I’m not one for long posts on religion, but with the Jewish festival of Pesach (Passover) upon us and Easter rapidly approaching, there are a few things worth noting.
Spring festivals have probably been going on since people began planting crops. Easter (and the Passover from which it descended) are both, at their heart, reinterpretations of pagan spring/fertility holidays. But that’s not news. Let’s (briefly) review the basics of these holidays.
Pesach is the Jewish festival that celebrates the (supposed) Exodus from Egypt. Over the last couple of thousand years there have been many interpretations and explications of the holiday, but most of the basics are about renewal. The liturgy and interpretations specify that all Jews are to remember that not only were our ancestors slaves and redeemed by God, but that each of us was, in a way, in Egypt, in bondage, and redeemed by God. Many liberal and reform Jews specifically relate their emancipation to modern oppression, and during the seder (the telling of the Passover story) will discuss modern moral crises. (My family’s original Haggadahs, called “The New Haggadah” from the late 40’s explicitly blended in themes of modern suffering and called on readers to oppose oppression wherever it is found.) The foods of the holiday, such as the unleavened bread and the bitter herbs, add a physical element to the remembrance.
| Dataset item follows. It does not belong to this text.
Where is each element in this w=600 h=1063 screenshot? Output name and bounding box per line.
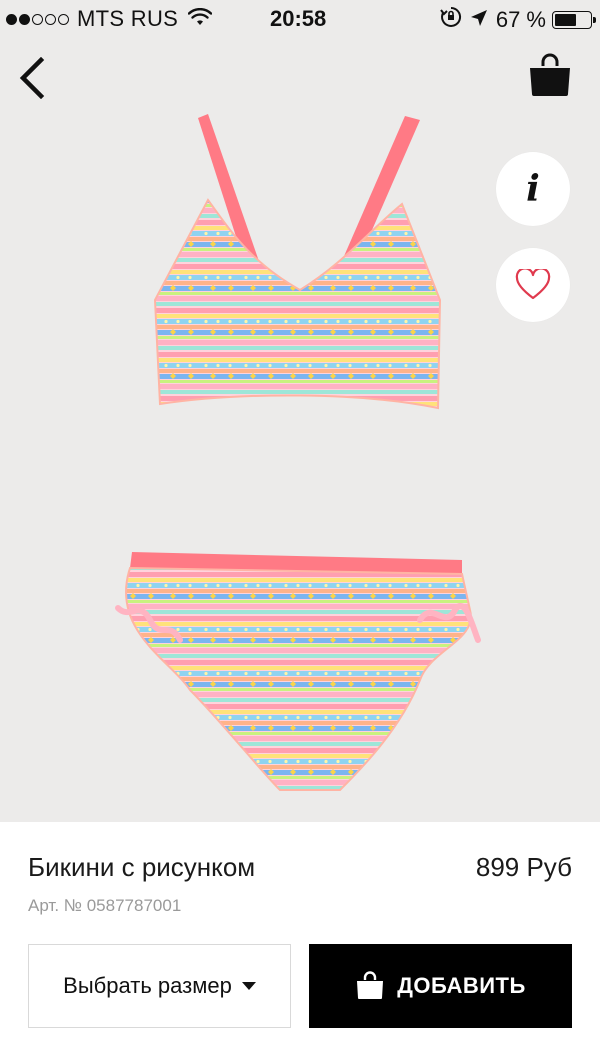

Easter, like Passover, is a holiday of redemption. In this case, it celebrates the (supposed) death and resurrection of Jesus Christ. While Pesach celebrates both a spiritual and physical redemption of the People, Easter, while telling of a physical salvation of sorts, relates more to a spiritual salvation and redemption.
Both holidays evoke an historical sacrifice: in the case of Pesach there is the slaughter of lambs to mark the doorposts of the Hebrews in Egypt, so that the Angel of Death will “pass over” their homes. In the case of Easter, it is the sacrifice of a different type of paschal lamb, the “lamb of God”, or Jesus, which allows death to pass over indefinitely, as it were.
Easter is essentially the Christian Passover (the Last Supper was a Passover meal), but these two holidays have a nasty history together. Before the destruction of European Jewry, one of the most popular anti-semitic memes was the “blood libel” This particular excuse for murder held that Jews needed to sacrifice Christian children to use their blood to make matzah, the traditional Passover bread. Combine this with the accusation of having “killed Jesus”, and Easter/Passover became a popular time for pogroms, or campaigns of violence and murder against Jews.
Many of my fellow atheists may find these details irrelevant, but I find religion endlessly fascinating. So, Happy Passover and Happy Easter, dear readers, and let’s try to focus on the positive messages of both holidays: freedom, redemption, fellowship, and good food. Hopefully, some of the bitter memories of the season will fade and be remembered in ritual rather than feared as a lurking danger.